Self-Portrait with Two Circles, 1655 by Rembrandt

In Self-Portrait with Two Circles, Rembrandt holds his palette, brushes, and maulstick. The painting is notable for its monumentality and the enigmatic background consisting of a shallow space with the fragments of two circles. This is one of more than 40 self-portraits Rembrandt painted (as well as a similar number in other media) and one of a number of depictions in several media dating at least from 1629 that show him at work drawing, etching, or painting. He wears a fur-lined robe, beneath which is a red garment. On his head is a white hat, similar to that worn in several other late self-portraits. Unlike other late self-portraits, in Self Portrait with Two Circles, Rembrandt, with one hand on his hip, appears confrontational and even defiant. The impression is that of a master solemnly asserting his genius.

As in many of the artist's late works, the painting is characterized by an improvisational handling, with details that read as unfinished. There are areas, such as the face and the right side of the hat, where a gray layer of paint has been used as a tonal middle ground, upon which bold lights and rich dark accents have been added, sometimes with rapid strokes of paint applied wet-into-wet.

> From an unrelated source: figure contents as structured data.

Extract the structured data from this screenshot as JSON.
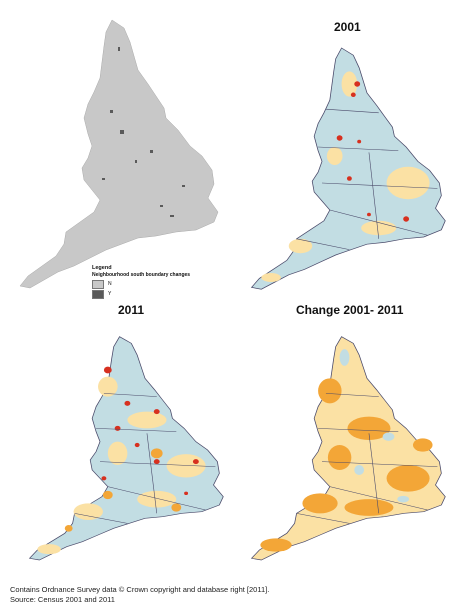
{
  "maps": {
    "boundary": {
      "legend": {
        "title": "Legend",
        "subtitle": "Neighbourhood south boundary changes",
        "items": [
          {
            "label": "N",
            "color": "#c8c8c8"
          },
          {
            "label": "Y",
            "color": "#5a5a5a"
          }
        ]
      }
    },
    "y2001": {
      "title": "2001"
    },
    "y2011": {
      "title": "2011"
    },
    "change": {
      "title": "Change 2001- 2011"
    }
  },
  "colors": {
    "grey": "#c8c8c8",
    "dark_grey": "#5a5a5a",
    "blue": "#c2dde3",
    "cream": "#fbe1a4",
    "orange": "#f3a637",
    "red": "#d7301f",
    "border": "#4a4a6a"
  },
  "footer": {
    "line1": "Contains Ordnance Survey data © Crown copyright and database right [2011].",
    "line2": "Source: Census 2001 and 2011"
  }
}
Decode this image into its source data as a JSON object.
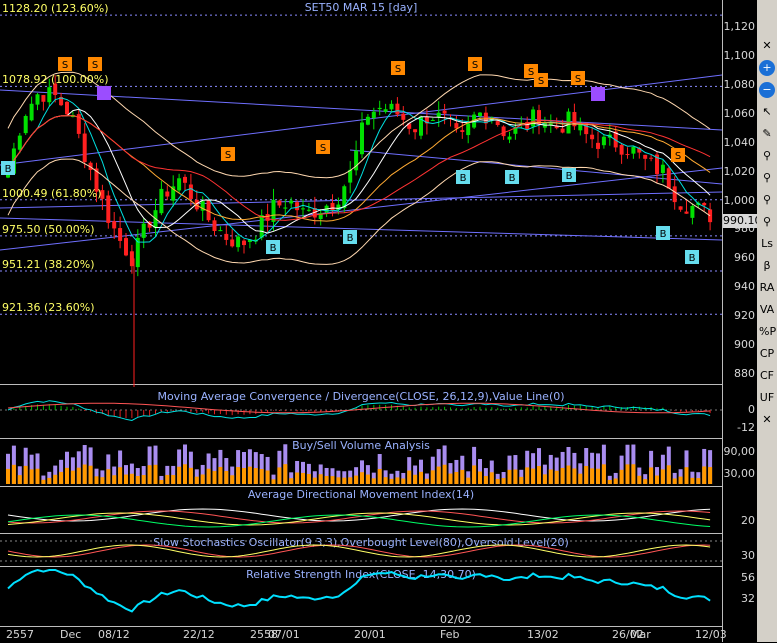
{
  "chart_title": "SET50 MAR 15   [day]",
  "price_axis": {
    "labels": [
      "1,120",
      "1,100",
      "1,080",
      "1,060",
      "1,040",
      "1,020",
      "1,000",
      "980",
      "960",
      "940",
      "920",
      "900",
      "880"
    ],
    "values": [
      1120,
      1100,
      1080,
      1060,
      1040,
      1020,
      1000,
      980,
      960,
      940,
      920,
      900,
      880
    ],
    "range": [
      871,
      1127
    ]
  },
  "last_price": "990.10",
  "fib_levels": [
    {
      "label": "1128.20 (123.60%)",
      "value": 1128.2
    },
    {
      "label": "1078.92 (100.00%)",
      "value": 1078.92
    },
    {
      "label": "1000.49 (61.80%)",
      "value": 1000.49
    },
    {
      "label": "975.50 (50.00%)",
      "value": 975.5
    },
    {
      "label": "951.21 (38.20%)",
      "value": 951.21
    },
    {
      "label": "921.36 (23.60%)",
      "value": 921.36
    }
  ],
  "signals": {
    "sell_label": "S",
    "buy_label": "B"
  },
  "panels": {
    "macd": {
      "title": "Moving Average Convergence / Divergence(CLOSE, 26,12,9),Value Line(0)",
      "labels": [
        "0",
        "-12"
      ]
    },
    "volume": {
      "title": "Buy/Sell Volume Analysis",
      "labels": [
        "90,00",
        "30,00"
      ]
    },
    "adx": {
      "title": "Average Directional Movement Index(14)",
      "labels": [
        "20"
      ]
    },
    "stoch": {
      "title": "Slow Stochastics Oscillator(9,3,3),Overbought Level(80),Oversold Level(20)",
      "labels": [
        "30"
      ]
    },
    "rsi": {
      "title": "Relative Strength Index(CLOSE, 14,30,70)",
      "labels": [
        "56",
        "32"
      ]
    }
  },
  "x_axis": {
    "dates": [
      "08/12",
      "22/12",
      "07/01",
      "20/01",
      "02/02",
      "13/02",
      "26/02",
      "12/03"
    ],
    "periods": [
      "2557",
      "Dec",
      "2558",
      "Feb",
      "Mar"
    ]
  },
  "toolbar": {
    "buttons": [
      "✕",
      "+",
      "−",
      "↖",
      "✎",
      "⚲",
      "⚲",
      "⚲",
      "⚲",
      "Ls",
      "β",
      "RA",
      "VA",
      "%P",
      "CP",
      "CF",
      "UF",
      "✕"
    ]
  },
  "colors": {
    "up": "#00e000",
    "down": "#ff2020",
    "fib": "#ffff66",
    "title": "#9ab2ff"
  }
}
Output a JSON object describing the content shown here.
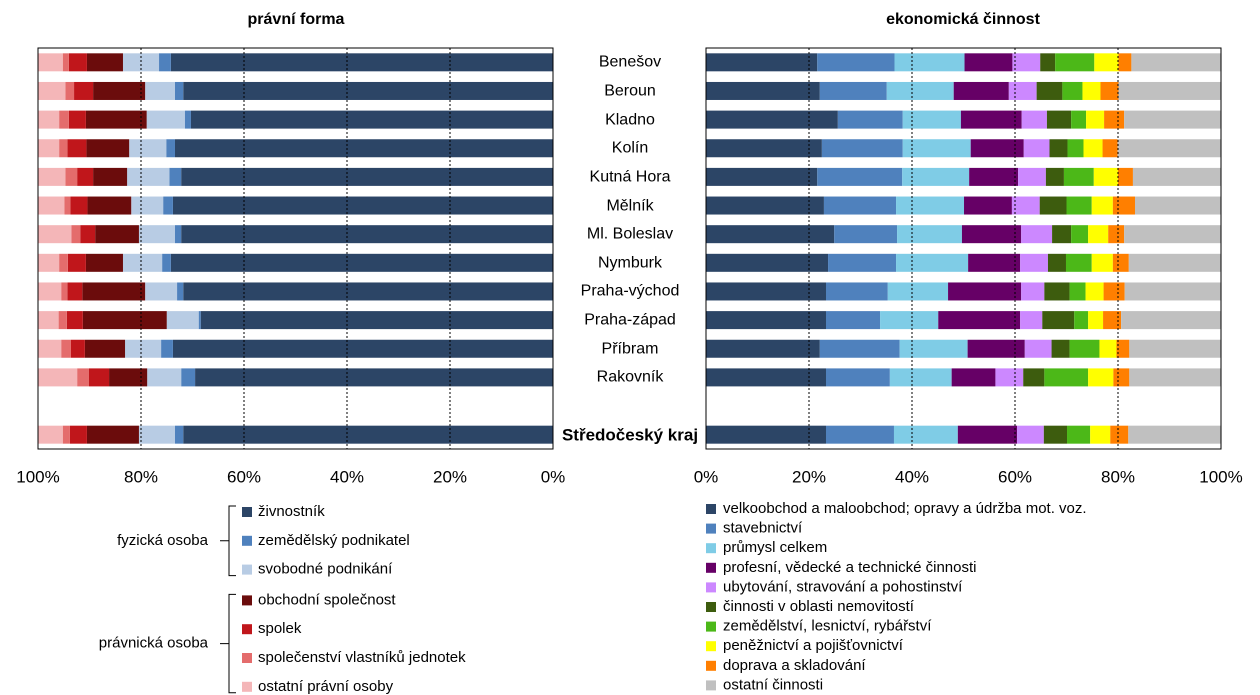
{
  "chart_data": [
    {
      "type": "stacked_bar_horizontal",
      "title": "právní forma",
      "categories": [
        "Benešov",
        "Beroun",
        "Kladno",
        "Kolín",
        "Kutná Hora",
        "Mělník",
        "Ml. Boleslav",
        "Nymburk",
        "Praha-východ",
        "Praha-západ",
        "Příbram",
        "Rakovník",
        null,
        "Středočeský kraj"
      ],
      "xlim": [
        0,
        100
      ],
      "x_inverted": true,
      "grid": true,
      "xticks": [
        {
          "value": 100,
          "label": "100%"
        },
        {
          "value": 80,
          "label": "80%"
        },
        {
          "value": 60,
          "label": "60%"
        },
        {
          "value": 40,
          "label": "40%"
        },
        {
          "value": 20,
          "label": "20%"
        },
        {
          "value": 0,
          "label": "0%"
        }
      ],
      "legend_groups": [
        {
          "label": "fyzická osoba",
          "series": [
            0,
            1,
            2
          ]
        },
        {
          "label": "právnická osoba",
          "series": [
            3,
            4,
            5,
            6
          ]
        }
      ],
      "series": [
        {
          "name": "živnostník",
          "color": "#2c4566",
          "values": [
            74.2,
            71.8,
            70.3,
            73.4,
            72.2,
            73.8,
            72.2,
            74.2,
            71.8,
            68.4,
            73.8,
            69.5,
            null,
            71.8
          ]
        },
        {
          "name": "zemědělský podnikatel",
          "color": "#4f81bd",
          "values": [
            2.3,
            1.6,
            1.2,
            1.7,
            2.3,
            1.9,
            1.2,
            1.7,
            1.2,
            0.4,
            2.3,
            2.7,
            null,
            1.6
          ]
        },
        {
          "name": "svobodné podnikání",
          "color": "#b8cce4",
          "values": [
            7.0,
            5.8,
            7.4,
            7.2,
            8.2,
            6.2,
            7.0,
            7.6,
            6.2,
            6.2,
            7.0,
            6.6,
            null,
            7.0
          ]
        },
        {
          "name": "obchodní společnost",
          "color": "#6b0c0c",
          "values": [
            7.0,
            10.1,
            11.8,
            8.3,
            6.6,
            8.5,
            8.5,
            7.2,
            12.2,
            16.3,
            7.8,
            7.4,
            null,
            10.1
          ]
        },
        {
          "name": "spolek",
          "color": "#c0161b",
          "values": [
            3.5,
            3.7,
            3.3,
            3.7,
            3.1,
            3.3,
            2.9,
            3.5,
            2.9,
            3.1,
            2.7,
            3.9,
            null,
            3.3
          ]
        },
        {
          "name": "společenství vlastníků jednotek",
          "color": "#e46c6c",
          "values": [
            1.2,
            1.7,
            1.9,
            1.6,
            2.3,
            1.2,
            1.7,
            1.7,
            1.2,
            1.6,
            1.9,
            2.3,
            null,
            1.4
          ]
        },
        {
          "name": "ostatní právní osoby",
          "color": "#f4b6b8",
          "values": [
            4.9,
            5.2,
            4.1,
            4.1,
            5.3,
            5.1,
            6.5,
            4.1,
            4.5,
            4.0,
            4.5,
            7.6,
            null,
            4.8
          ]
        }
      ]
    },
    {
      "type": "stacked_bar_horizontal",
      "title": "ekonomická činnost",
      "xlim": [
        0,
        100
      ],
      "x_inverted": false,
      "grid": true,
      "xticks": [
        {
          "value": 0,
          "label": "0%"
        },
        {
          "value": 20,
          "label": "20%"
        },
        {
          "value": 40,
          "label": "40%"
        },
        {
          "value": 60,
          "label": "60%"
        },
        {
          "value": 80,
          "label": "80%"
        },
        {
          "value": 100,
          "label": "100%"
        }
      ],
      "series": [
        {
          "name": "velkoobchod a maloobchod; opravy a údržba mot. voz.",
          "color": "#2c4566",
          "values": [
            21.6,
            22.1,
            25.6,
            22.5,
            21.6,
            22.9,
            24.9,
            23.7,
            23.3,
            23.3,
            22.1,
            23.3,
            null,
            23.3
          ]
        },
        {
          "name": "stavebnictví",
          "color": "#4f81bd",
          "values": [
            15.0,
            13.0,
            12.6,
            15.7,
            16.5,
            14.0,
            12.2,
            13.2,
            12.0,
            10.5,
            15.5,
            12.4,
            null,
            13.2
          ]
        },
        {
          "name": "průmysl celkem",
          "color": "#7fcce6",
          "values": [
            13.6,
            13.0,
            11.3,
            13.2,
            13.0,
            13.2,
            12.6,
            14.0,
            11.7,
            11.3,
            13.2,
            12.0,
            null,
            12.4
          ]
        },
        {
          "name": "profesní, vědecké a technické činnosti",
          "color": "#660066",
          "values": [
            9.3,
            10.7,
            11.8,
            10.3,
            9.5,
            9.3,
            11.5,
            10.1,
            14.2,
            15.9,
            11.1,
            8.5,
            null,
            11.5
          ]
        },
        {
          "name": "ubytování, stravování a pohostinství",
          "color": "#cc88ff",
          "values": [
            5.4,
            5.4,
            4.9,
            5.0,
            5.4,
            5.4,
            6.0,
            5.4,
            4.5,
            4.3,
            5.2,
            5.4,
            null,
            5.2
          ]
        },
        {
          "name": "činnosti v oblasti nemovitostí",
          "color": "#3d5c0e",
          "values": [
            2.9,
            5.0,
            4.7,
            3.5,
            3.5,
            5.2,
            3.7,
            3.5,
            4.9,
            6.2,
            3.5,
            4.1,
            null,
            4.5
          ]
        },
        {
          "name": "zemědělství, lesnictví, rybářství",
          "color": "#4cb818",
          "values": [
            7.6,
            3.9,
            2.9,
            3.1,
            5.8,
            4.9,
            3.3,
            5.0,
            3.1,
            2.7,
            5.8,
            8.5,
            null,
            4.5
          ]
        },
        {
          "name": "peněžnictví a pojišťovnictví",
          "color": "#ffff00",
          "values": [
            4.7,
            3.5,
            3.5,
            3.7,
            4.7,
            4.1,
            3.9,
            4.1,
            3.5,
            2.9,
            3.3,
            4.9,
            null,
            3.9
          ]
        },
        {
          "name": "doprava a skladování",
          "color": "#ff7f00",
          "values": [
            2.5,
            3.5,
            3.9,
            2.9,
            2.9,
            4.3,
            3.1,
            3.1,
            4.1,
            3.5,
            2.5,
            3.1,
            null,
            3.5
          ]
        },
        {
          "name": "ostatní činnosti",
          "color": "#c0c0c0",
          "values": [
            17.5,
            19.8,
            18.8,
            20.0,
            17.1,
            16.7,
            18.8,
            17.9,
            18.8,
            19.4,
            17.7,
            17.7,
            null,
            18.1
          ]
        }
      ]
    }
  ]
}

Photo of Self-Portrait with Two Circles
Photo of Self-Portrait with Two Circles

In several places, Rembrandt "drew" into the paint while it was still wet, incising lines in the mustache, left eyebrow, and shirt collar. The hands, palette, brushes, and fur lining of the artist's gown, or tabbaard, were painted with great rapidity. Whether Rembrandt intended to more fully finish these areas is not known, but the painting's overall forcefulness renders concern for its completion superfluous. Subsequent generations of artists appreciated the unfinished passages: Joshua Reynolds commented on its "very unfinished manner", but found it "admirable for its colour and effect," and Jean-Honoré Fragonard made a painted copy of it. That Rembrandt may not have considered the work complete is suggested by the omission of his signature and date, unusual for a self-portrait by the artist. Alternatively, it is possible that Rembrandt's intent was to leave an iconic biographical image for posterity, more profound than a traditional self-portrait.